Despite being in lockdown for around two months, well over 500 properties are still being advertised for auction each week in Sydney, with about half selling prior and about 150-200 proceeding to auction online.
In addition, while CoreLogic’s daily measure points to some moderation in price gains in Sydney, it’s from a very strong starting point and still running at a monthly pace in the 1.4-1.8 per cent range – still a strong double-digit annual pace.
Looking ahead, outright dwelling price declines look unlikely, and growth should reaccelerate quickly once heavily affected markets such as Sydney and Melbourne reopen.
In fact, surging prices and stretched affordability look to be more important than COVID considerations for housing-related sentiment, at least so far.
The Westpac Melbourne Institute “time to buy a dwelling” index dropped another 14.1 per cent over the three months to August to now be down by nearly a third from its November high. The August reading marked the second lowest read since 2010, clearly suggesting that deteriorating affordability is starting to weigh heavily on buyer sentiment amongst owner occupiers.
The one consolation for house hunters is that the resumption of the price boom as COVID restrictions ease may be short-lived.
Around mid-2022 we expect regulators will likely tighten prudential policy, resulting in a sustained slowing in price growth before the start of a modest correction as interest rates start to rise in 2023.
But for the time being, the evolving COVID situation will remain the main driver of housing markets.
The information in this article is general information only, it does not constitute any recommendation or advice; it has been prepared without taking into account your personal objectives, financial situation or needs and you should consider its appropriateness with regard to these factors before acting on it.

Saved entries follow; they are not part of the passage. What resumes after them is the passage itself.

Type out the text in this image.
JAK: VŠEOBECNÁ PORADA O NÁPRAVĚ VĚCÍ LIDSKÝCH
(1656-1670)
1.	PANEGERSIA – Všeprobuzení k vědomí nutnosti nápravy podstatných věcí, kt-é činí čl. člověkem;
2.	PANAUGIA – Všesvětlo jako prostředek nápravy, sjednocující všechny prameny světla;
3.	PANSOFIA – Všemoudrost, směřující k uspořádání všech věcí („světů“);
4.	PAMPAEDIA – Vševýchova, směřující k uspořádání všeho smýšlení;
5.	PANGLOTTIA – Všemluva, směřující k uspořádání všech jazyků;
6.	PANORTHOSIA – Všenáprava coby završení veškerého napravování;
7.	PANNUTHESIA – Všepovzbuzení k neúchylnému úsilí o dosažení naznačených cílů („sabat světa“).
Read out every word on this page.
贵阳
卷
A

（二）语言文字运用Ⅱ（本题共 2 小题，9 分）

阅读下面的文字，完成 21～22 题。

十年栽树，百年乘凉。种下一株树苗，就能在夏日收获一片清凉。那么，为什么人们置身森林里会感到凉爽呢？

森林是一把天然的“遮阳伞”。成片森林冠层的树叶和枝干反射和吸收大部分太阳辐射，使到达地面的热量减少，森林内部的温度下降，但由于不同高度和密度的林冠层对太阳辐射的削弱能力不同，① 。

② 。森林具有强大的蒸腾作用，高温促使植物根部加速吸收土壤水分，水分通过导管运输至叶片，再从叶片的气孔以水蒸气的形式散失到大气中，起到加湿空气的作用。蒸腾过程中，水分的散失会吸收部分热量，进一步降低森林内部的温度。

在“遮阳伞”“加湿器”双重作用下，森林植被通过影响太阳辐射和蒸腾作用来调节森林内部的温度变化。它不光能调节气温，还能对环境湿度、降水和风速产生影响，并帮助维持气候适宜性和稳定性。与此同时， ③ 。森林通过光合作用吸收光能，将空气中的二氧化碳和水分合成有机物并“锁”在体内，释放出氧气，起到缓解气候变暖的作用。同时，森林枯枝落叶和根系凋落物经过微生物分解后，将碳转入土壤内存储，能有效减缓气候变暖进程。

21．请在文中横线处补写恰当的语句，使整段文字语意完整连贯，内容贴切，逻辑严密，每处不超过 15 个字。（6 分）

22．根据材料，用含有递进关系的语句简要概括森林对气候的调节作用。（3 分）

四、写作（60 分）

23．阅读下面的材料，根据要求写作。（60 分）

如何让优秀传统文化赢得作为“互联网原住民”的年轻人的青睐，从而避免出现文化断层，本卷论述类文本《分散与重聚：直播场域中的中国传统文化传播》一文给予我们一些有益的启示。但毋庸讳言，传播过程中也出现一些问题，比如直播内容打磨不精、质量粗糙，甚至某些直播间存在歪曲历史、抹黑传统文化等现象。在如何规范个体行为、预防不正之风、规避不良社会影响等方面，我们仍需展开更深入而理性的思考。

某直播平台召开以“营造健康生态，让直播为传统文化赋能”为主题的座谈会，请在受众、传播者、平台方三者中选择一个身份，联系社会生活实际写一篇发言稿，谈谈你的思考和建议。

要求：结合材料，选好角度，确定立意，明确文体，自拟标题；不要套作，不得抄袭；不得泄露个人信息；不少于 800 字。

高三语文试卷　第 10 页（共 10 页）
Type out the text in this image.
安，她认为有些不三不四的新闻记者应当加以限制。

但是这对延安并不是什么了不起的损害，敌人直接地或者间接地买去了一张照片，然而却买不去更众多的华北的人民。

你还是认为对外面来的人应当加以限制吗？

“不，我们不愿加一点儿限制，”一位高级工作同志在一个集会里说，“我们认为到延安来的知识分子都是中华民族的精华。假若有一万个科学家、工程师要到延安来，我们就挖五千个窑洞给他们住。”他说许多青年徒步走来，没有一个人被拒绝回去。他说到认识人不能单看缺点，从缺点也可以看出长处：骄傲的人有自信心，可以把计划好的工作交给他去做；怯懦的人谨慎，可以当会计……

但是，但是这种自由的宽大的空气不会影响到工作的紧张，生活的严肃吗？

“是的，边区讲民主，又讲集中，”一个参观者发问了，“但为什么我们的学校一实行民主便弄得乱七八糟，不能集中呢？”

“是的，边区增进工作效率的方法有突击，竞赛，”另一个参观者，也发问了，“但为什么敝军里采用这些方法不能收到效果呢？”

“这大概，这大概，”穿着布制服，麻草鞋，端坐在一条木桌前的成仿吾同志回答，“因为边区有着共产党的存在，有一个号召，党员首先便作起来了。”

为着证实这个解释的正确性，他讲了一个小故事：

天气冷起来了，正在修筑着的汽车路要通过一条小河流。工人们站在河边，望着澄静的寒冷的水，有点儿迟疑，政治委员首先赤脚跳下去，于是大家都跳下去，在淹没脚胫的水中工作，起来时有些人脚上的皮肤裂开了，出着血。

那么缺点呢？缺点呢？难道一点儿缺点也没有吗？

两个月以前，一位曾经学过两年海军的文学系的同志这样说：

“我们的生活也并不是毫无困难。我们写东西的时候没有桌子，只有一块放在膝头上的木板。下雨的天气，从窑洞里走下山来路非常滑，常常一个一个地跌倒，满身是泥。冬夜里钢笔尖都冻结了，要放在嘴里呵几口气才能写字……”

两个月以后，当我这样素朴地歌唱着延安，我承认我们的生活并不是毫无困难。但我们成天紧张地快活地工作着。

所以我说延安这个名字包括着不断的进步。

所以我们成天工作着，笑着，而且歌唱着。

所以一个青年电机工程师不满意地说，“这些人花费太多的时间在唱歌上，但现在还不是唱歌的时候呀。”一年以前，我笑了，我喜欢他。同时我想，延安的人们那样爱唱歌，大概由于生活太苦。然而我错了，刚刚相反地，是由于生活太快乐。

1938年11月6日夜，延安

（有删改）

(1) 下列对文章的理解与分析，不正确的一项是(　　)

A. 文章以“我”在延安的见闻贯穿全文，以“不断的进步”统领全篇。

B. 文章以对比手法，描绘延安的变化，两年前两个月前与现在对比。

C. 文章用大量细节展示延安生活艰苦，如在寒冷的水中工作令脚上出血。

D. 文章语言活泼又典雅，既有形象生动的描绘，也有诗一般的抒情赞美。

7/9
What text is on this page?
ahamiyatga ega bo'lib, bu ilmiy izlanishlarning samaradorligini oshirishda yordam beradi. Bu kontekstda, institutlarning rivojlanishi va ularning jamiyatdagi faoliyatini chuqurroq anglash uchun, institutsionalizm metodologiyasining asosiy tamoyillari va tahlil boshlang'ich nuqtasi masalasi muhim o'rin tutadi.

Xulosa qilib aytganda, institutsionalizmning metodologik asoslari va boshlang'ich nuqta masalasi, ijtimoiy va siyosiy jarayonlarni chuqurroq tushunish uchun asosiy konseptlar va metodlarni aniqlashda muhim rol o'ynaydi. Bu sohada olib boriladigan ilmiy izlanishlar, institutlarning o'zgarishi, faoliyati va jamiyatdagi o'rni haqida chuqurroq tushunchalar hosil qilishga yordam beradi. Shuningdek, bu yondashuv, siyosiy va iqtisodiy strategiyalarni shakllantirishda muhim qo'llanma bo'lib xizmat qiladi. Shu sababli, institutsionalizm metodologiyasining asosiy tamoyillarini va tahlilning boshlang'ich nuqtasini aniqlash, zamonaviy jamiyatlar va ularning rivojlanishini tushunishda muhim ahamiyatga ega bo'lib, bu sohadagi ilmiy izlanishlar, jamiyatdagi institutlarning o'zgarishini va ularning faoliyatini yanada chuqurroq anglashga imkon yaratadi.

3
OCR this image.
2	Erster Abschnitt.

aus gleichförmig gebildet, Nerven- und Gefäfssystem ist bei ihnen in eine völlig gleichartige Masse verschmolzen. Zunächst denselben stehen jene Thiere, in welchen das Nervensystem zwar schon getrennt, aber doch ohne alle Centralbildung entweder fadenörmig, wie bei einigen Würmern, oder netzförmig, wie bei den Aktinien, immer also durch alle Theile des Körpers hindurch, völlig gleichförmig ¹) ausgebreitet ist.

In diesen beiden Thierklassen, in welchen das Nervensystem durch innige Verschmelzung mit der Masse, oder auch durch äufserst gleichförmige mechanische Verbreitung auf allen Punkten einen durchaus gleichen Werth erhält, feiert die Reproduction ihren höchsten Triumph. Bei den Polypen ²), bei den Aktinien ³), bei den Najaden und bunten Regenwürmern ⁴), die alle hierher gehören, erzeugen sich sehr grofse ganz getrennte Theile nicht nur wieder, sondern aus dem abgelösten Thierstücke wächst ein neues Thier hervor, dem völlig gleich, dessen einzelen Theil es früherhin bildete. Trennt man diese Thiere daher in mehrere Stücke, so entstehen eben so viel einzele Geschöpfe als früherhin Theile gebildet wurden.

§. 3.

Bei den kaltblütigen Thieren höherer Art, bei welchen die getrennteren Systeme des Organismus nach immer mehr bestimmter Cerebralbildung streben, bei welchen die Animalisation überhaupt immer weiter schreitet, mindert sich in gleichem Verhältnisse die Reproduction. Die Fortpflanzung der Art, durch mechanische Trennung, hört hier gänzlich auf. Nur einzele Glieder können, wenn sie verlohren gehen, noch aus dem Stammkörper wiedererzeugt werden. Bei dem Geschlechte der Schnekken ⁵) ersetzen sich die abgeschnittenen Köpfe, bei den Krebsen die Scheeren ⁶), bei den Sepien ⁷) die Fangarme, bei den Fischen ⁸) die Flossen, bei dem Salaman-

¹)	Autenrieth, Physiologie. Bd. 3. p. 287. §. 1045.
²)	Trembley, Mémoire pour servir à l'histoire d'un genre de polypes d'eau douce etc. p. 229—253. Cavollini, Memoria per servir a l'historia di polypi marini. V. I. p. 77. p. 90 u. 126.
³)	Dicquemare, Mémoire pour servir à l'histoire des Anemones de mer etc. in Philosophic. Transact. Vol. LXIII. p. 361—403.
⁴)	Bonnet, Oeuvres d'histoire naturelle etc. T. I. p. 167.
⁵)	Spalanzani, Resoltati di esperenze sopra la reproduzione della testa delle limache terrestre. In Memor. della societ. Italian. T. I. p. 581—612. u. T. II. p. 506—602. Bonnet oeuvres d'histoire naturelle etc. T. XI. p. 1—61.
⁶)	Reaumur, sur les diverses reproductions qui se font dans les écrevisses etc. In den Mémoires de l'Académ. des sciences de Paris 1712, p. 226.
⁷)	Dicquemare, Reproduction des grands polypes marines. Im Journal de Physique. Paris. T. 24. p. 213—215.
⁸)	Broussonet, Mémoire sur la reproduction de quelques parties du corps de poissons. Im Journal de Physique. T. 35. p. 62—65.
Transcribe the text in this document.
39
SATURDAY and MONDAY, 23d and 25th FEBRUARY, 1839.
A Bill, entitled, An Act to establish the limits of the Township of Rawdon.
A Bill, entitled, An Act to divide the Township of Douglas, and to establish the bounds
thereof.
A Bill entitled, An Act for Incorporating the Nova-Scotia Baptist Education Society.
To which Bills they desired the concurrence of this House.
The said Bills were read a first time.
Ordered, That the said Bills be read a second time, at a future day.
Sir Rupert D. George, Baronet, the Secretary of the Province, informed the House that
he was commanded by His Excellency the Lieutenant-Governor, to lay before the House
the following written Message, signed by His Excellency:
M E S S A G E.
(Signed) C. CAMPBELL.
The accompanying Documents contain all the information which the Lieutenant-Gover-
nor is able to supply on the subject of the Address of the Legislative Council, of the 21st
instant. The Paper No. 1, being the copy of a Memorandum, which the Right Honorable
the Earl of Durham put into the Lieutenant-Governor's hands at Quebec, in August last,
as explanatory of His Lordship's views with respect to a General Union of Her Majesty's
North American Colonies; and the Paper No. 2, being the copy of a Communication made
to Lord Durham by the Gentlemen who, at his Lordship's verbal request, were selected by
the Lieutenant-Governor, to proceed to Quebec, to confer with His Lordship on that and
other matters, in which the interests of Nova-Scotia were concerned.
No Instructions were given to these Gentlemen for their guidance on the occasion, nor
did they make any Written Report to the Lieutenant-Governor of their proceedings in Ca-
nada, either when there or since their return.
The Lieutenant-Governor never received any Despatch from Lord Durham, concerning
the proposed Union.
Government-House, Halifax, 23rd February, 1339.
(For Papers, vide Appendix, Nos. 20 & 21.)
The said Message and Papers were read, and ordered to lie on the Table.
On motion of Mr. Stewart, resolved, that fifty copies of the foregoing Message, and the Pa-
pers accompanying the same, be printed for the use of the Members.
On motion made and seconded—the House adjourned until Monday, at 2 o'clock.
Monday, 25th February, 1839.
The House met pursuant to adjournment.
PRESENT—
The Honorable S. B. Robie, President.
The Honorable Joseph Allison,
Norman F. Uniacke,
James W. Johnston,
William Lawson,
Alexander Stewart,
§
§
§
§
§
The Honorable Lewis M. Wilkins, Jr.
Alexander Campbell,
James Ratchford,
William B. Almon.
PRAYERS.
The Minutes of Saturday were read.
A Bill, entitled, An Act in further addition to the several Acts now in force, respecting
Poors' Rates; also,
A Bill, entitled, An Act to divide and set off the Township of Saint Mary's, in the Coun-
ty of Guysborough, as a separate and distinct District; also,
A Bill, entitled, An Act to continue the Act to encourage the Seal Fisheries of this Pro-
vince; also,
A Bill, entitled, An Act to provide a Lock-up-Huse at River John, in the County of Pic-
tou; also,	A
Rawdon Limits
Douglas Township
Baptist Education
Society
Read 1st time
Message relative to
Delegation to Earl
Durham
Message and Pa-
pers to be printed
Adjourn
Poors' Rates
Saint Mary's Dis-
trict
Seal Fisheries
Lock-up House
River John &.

Any taxation position described is a general statement and should only be used as a guide. It does not constitute tax advice and is based on current tax laws and our interpretation. Your individual situation may differ and you should seek independent professional tax advice. You should also consider obtaining personalised advice from a professional financial adviser before making any financial decisions in relation to the matters discussed.